1. Repita una pequeña oración a lo largo del día. Puede ser: “Señor, ten misericordia de mí”, o “Jesús, ayúdame a conocerte y a hacer tu voluntad”. También puede usar sus propias palabras.
2. Haga una lista de las cosas por las cuales está agradecido(a). Escriba diariamente diez cosas por las que está agradecido(a): familia, talentos, amigos, éxitos, etcétera.
3. Ore por la gente que le hace pasar un mal rato. Hay días en los que estas personas sobreabundan.
4. Repita continuamente las palabras de San Ignacio de Loyola: “Toma Señor y recibe toda mi libertad”.

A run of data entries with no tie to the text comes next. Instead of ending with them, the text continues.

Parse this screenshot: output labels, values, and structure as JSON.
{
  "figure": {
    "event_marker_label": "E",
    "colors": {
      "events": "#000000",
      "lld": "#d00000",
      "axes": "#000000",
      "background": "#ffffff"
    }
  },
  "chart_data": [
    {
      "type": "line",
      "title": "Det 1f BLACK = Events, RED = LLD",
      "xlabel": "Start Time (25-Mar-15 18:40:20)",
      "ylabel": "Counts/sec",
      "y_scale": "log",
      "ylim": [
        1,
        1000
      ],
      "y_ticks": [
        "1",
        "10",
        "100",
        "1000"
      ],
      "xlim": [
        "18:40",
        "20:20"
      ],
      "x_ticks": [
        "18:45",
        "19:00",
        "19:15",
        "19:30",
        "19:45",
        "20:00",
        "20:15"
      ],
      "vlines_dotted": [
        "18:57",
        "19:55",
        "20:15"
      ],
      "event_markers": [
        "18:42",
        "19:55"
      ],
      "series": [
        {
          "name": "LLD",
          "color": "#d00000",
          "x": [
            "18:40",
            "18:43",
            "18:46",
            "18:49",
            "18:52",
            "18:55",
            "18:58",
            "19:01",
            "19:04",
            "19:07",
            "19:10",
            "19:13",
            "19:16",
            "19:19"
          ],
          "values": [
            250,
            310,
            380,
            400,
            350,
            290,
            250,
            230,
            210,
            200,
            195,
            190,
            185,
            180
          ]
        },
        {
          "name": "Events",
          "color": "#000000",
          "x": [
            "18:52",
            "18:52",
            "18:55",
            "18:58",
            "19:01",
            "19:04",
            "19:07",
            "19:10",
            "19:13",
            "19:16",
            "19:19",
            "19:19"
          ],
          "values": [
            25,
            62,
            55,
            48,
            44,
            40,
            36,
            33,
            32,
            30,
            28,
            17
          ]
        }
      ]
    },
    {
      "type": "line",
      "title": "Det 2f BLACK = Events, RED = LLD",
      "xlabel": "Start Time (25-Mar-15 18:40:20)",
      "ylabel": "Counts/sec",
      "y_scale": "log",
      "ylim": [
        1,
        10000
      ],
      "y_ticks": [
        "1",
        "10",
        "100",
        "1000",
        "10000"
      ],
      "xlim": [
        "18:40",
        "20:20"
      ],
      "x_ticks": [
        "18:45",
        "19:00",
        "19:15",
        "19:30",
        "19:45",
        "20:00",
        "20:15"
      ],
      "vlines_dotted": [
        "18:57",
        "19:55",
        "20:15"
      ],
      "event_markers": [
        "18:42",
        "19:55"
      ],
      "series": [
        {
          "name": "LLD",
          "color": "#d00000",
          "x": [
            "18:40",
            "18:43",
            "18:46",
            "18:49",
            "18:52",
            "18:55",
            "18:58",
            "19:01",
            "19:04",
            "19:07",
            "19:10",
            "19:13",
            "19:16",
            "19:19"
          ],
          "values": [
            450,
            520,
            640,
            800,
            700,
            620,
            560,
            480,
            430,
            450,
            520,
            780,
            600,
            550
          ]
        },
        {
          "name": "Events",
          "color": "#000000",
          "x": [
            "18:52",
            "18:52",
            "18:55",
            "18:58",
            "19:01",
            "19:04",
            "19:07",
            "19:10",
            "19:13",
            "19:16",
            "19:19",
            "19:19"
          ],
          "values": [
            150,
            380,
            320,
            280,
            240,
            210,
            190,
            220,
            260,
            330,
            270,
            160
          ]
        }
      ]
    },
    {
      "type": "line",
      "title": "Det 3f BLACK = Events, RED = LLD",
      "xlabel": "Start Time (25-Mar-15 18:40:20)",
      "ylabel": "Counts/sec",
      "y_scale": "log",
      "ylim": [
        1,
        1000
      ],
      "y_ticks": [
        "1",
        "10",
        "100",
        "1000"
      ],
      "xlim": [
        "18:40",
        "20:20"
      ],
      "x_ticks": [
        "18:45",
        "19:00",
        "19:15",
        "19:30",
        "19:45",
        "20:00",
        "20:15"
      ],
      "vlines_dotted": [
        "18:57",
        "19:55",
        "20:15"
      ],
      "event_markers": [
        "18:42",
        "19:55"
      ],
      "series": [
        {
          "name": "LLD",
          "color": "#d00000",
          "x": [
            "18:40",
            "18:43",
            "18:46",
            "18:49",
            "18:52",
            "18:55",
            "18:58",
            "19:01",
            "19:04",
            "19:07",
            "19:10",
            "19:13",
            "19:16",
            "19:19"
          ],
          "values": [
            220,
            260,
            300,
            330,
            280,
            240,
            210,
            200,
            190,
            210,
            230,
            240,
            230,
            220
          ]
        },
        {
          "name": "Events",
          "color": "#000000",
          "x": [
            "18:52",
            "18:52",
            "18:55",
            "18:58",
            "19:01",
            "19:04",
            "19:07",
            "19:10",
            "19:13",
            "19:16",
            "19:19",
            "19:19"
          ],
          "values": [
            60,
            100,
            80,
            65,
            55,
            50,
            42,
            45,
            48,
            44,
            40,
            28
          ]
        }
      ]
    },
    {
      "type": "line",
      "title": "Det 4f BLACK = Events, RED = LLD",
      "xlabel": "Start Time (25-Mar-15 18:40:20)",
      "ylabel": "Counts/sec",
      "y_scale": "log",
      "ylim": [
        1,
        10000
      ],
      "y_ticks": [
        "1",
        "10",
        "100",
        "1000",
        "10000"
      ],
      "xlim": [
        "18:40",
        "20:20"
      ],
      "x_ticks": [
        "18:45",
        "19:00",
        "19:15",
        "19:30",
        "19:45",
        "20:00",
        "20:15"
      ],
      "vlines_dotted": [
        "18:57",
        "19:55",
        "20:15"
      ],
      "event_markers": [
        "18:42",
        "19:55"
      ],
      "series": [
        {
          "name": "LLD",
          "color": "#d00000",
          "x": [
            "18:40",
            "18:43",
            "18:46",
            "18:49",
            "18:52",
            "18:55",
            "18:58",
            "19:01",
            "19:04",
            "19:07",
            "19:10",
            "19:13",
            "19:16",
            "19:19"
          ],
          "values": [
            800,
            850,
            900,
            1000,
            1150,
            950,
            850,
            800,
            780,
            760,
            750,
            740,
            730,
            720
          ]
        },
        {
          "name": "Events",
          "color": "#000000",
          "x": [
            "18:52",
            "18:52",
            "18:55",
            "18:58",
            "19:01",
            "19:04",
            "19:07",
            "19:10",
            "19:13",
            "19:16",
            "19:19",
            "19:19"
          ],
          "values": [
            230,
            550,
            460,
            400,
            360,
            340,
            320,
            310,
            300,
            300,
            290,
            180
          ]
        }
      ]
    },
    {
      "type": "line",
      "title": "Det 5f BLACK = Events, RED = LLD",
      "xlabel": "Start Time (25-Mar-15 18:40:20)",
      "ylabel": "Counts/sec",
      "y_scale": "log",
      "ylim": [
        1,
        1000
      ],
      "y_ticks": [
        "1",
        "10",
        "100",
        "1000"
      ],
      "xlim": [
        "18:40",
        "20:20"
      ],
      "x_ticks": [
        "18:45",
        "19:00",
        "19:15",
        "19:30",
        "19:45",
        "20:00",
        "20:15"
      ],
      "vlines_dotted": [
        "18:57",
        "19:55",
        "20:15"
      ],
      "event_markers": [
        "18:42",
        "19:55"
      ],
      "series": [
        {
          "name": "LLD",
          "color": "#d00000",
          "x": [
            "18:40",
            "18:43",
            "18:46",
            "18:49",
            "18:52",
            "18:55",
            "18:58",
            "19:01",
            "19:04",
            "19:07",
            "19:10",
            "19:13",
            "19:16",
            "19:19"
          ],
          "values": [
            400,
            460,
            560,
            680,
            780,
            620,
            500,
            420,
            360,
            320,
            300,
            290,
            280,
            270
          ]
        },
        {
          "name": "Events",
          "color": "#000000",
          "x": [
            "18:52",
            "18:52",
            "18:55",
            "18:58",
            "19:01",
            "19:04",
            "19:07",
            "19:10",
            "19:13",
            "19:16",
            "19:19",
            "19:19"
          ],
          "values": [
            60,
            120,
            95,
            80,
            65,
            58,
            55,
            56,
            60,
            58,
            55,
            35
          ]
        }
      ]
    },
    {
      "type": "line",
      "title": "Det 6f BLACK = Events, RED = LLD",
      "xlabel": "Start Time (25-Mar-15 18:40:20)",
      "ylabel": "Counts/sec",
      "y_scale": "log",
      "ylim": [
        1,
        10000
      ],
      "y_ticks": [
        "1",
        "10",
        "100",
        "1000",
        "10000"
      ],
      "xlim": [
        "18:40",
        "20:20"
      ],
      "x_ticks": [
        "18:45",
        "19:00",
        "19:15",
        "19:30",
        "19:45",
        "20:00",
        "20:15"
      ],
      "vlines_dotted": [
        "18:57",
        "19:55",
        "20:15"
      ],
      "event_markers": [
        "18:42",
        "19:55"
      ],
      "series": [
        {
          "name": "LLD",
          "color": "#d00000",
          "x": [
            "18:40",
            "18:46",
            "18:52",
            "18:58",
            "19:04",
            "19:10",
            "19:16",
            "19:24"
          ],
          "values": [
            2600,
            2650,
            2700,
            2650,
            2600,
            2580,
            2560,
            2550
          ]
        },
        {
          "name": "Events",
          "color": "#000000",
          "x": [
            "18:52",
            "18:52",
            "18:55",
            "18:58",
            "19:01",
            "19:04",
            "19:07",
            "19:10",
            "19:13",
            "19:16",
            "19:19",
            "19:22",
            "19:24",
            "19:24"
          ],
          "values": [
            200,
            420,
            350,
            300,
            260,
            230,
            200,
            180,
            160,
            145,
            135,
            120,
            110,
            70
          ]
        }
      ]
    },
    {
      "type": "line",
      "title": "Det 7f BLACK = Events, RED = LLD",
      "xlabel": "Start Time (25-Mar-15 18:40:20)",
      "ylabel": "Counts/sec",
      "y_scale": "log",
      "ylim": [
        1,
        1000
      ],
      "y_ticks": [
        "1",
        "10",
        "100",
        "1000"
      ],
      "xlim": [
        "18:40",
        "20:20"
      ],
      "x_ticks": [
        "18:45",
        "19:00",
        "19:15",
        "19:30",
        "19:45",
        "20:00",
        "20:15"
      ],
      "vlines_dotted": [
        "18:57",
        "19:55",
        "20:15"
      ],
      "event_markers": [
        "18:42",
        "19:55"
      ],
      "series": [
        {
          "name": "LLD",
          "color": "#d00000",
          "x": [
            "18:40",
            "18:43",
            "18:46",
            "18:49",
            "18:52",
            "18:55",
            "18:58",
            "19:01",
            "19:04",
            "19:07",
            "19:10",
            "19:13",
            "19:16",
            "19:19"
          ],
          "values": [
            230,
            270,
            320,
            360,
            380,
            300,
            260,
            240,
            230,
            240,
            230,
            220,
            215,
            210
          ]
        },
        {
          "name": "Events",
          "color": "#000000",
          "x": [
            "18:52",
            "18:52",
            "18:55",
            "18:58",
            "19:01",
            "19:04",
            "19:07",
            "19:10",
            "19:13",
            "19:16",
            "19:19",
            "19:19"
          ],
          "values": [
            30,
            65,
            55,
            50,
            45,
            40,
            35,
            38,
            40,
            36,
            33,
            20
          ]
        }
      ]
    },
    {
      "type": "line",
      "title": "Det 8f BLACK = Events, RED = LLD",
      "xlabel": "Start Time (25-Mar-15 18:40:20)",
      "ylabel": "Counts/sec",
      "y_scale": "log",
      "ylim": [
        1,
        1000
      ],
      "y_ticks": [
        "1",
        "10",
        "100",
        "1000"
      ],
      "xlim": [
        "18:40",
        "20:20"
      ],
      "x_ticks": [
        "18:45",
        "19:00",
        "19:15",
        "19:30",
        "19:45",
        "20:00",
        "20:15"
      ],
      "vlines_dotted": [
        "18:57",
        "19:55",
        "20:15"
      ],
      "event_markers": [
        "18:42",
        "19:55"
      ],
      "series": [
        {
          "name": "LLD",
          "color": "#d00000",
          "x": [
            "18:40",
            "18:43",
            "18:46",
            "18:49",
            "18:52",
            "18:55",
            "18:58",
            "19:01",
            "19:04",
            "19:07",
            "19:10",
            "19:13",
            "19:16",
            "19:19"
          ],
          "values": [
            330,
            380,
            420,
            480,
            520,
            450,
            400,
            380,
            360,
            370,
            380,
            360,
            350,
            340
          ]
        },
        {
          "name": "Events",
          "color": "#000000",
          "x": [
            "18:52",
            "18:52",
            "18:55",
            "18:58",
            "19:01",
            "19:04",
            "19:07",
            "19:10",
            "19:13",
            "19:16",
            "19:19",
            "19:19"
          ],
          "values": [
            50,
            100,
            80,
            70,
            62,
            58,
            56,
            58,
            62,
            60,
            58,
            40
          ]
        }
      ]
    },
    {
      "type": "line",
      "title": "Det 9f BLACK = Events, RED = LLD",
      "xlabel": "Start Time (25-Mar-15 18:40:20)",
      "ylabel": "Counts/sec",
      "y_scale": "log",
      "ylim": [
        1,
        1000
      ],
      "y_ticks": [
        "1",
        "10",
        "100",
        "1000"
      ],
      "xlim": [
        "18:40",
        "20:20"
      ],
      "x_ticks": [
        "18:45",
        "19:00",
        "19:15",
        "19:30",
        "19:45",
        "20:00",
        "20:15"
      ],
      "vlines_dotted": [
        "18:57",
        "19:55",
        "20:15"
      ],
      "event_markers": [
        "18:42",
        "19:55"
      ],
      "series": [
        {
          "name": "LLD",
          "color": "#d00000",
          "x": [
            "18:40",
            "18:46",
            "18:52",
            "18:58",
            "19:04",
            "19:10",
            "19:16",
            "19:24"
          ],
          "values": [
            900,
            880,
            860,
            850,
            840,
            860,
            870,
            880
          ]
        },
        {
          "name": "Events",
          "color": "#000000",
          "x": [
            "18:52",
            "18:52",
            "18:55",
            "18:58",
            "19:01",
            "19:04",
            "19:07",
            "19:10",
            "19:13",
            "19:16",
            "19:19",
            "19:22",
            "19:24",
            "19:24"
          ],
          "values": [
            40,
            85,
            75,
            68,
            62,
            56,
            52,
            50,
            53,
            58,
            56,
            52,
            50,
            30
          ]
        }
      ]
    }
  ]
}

5. Utilice su imaginación al hacer oración. Imagínese usted mismo(a) como una de las personas que están frente a Jesús en una escena de los Evangelios. Imagine su respuesta y reacción al mensaje que ha escuchado de Jesús.
6. Haga una lectura pausada de alguno de los cuatro relatos de la pasión, muerte y resurrección de Jesús. Por ejemplo, puede leer Lucas 22, 39 a 24, 12.
7. Convierta en oración alguna actividad amorosa que haga por los demás. Por ejemplo, cuando saca la basura de la casa, cambia el rollo de papel higiénico o le ayuda a su hijo a hacer la tarea. Hágalo de todo corazón y esa acción será una oración.
8. Haga oración mientras realiza una caminata.
9. Concédase tiempo para la meditación, para estar en calma por un momento, para vaciarse de las distracciones y para abrir su corazón a Dios.
10. Participe en uno de los servicios litúrgicos que su parroquia ha organizado.